A/N: This story was inspired by the song The Quiet Things That No One Ever Knows by Brand New. If you're interested, the video may be found at Youtube at /watchv=aMJIc9USE2U. While I have borrowed minimally from the lyrics, you do not need to watch the video to understand the story, but I think the two go better together. I do not own the song, nor do I own these wonderful characters.

Lowercases and Capitals

Friday afternoon:

House sidles into Wilson's office, the key jangling against the change in his pocket. He only has to pull it out and dangle it in front of Wilson's eyes as he pores over a file and those same studious eyes ignite, even though he doesn't know what or where.

"Car's in the shop, got a loaner" House explains, and though it's not really an explanation it's the only one Wilson needs. He really should stay, take a few consults, try to offer some vain hope to people that have none left but he's tired and heart-weary and wants some hope of his own. Before he knows he's left they're in the parking garage. Somehow the key is in his hand now, heavy and warm and he turns it over, grinning like a little boy on Hanukkah when he sees the mustang embossed on it. He doesn't need to be shown which car it belongs to.

Friday night:

House knows all the best bars, and Wilson can't believe a burger can taste so good or that a drive to nowhere can feel so perfect. He smells the honeysuckle and clover in the thick air and if he closes his eyes he almost feels like he's left his body behind. By the time they get to the hotel, Wilson wants to say he's drunk when House is all hypnotic stare and vampiric smile, but he's only had one beer. Neither ever has before and Wilson knows this just as well as he knows this wouldn't feel as natural as it does at any other moment. He melts into the bed and the course blankets and lets himself be taken. When the tears sting his eyes, they're not tears of pain – there is no pain - but of surrender and abandon and something else there has never been words for, something that can only be expressed this way.

The darkness allows them their tandem solitude until the draw of it is too much for House to ignore. He has always belonged to the night. He rises, a shadow healed in the moonlight and Wilson wishes House could always be as he appears right now; still himself, in perfect form. Wilson forces himself into his own clothes before he delves too deeply into matters of perfection.

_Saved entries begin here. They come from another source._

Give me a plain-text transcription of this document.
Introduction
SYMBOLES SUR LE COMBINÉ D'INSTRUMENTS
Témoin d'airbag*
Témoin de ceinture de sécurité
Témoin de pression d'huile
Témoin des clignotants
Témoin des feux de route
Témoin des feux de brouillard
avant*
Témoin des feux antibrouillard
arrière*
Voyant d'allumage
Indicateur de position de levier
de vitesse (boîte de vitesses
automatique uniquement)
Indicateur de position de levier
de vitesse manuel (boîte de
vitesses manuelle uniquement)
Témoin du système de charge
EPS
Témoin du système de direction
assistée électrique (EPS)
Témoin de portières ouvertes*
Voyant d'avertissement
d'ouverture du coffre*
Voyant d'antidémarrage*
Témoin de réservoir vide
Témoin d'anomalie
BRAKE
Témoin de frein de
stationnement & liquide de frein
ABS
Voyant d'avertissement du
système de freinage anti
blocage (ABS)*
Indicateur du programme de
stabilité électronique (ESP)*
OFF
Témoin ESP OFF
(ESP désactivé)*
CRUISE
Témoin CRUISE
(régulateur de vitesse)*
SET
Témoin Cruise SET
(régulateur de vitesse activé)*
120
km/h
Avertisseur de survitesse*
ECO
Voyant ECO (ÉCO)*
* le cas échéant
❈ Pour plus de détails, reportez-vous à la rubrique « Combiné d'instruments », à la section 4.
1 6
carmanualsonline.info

The key glints in the half light as House snatches it from the nightstand as though it holds within it all the energy of this night.

Wilson doesn't ask where they're going, because he doesn't care. It's the time exactly halfway between yesterday and tomorrow, when neither of them will be held accountable for actions that don't belong to time.

Saturday morning, 3:01 AM

The last thing Wilson remembers clearly is House's too-rare smile before the world dissolves into chards of glass and rending metal. There's too much light, and he wishes he could remember what House was smiling about.

Saturday morning, ??? AM

The hallway bends away from him and mocks every step. One chair, then another, then another. Faceless people enter and leave. Surgical masks and mouths behind them speak words Wilson doesn't understand. You should get checked out. Fine. I'm fine. How is he? Of course they're doing all they can. Of course they are. Of course. My head hurts. He'd been thrown clear, they said. I think that's what they said. Why can't I remember what they said what I said why was he smiling I should be able to remember… The flame from the single candle he lights is blinding and liquid behind wet eyes. Wilson, you're Jewish. He cries until his hands ache and his throat burns. If he can just cry hard enough, everything will be fine. Just fine.

Saturday morning, 5:18 AM

Dr. Wilson? I'm….I'm sorry. What was your relationship to him? We'll need some help locating his family. Was. What was your relationship? Wilson finds his breath as House loses his. He was…was…he was my friend. He doesn't know if he's lying or not. They'd been so much more and so much less. He only knows he can still feel warmth and heat and strength pressed against him and that's why this can't be happening. He knows nothing else. He knows nothing for sure. He knows nothing.

Sunday night, 9:55 PM

The hotel room is eerily empty as he collects his things and their things. Wilson's body feels empty and used and he wonders if he'd still regret it if House were alive to resent. He waits for the car with one bag and more than he can carry. When the driver hands him the key to the rental, it feels cold and artificial.

Tuesday afternoon, 2:00 PM

The church isn't the right place for this, not that there is any right place. It's the same one House's father's funeral had been held at. It feels like blasphemy. They've repaired the window. Wilson is relieved. The sight of any more shattered glass would drive him insane. He looks out over the crowd (the crowd) and down at the jumbled mess of lowercases and capitals he's written and rewritten a thousand times and sees nothing in it that reminds him of House. His head swims and he feels like he's strangling as he prepares himself to speak and wonders if taking your last breath feels anything like this. No one makes a sound as they wait for Wilson to paint a picture of a man they believe no one but him knew. They have no idea. He adjusts his tie.

"Gregory House was my best friend…" He's never lied so well.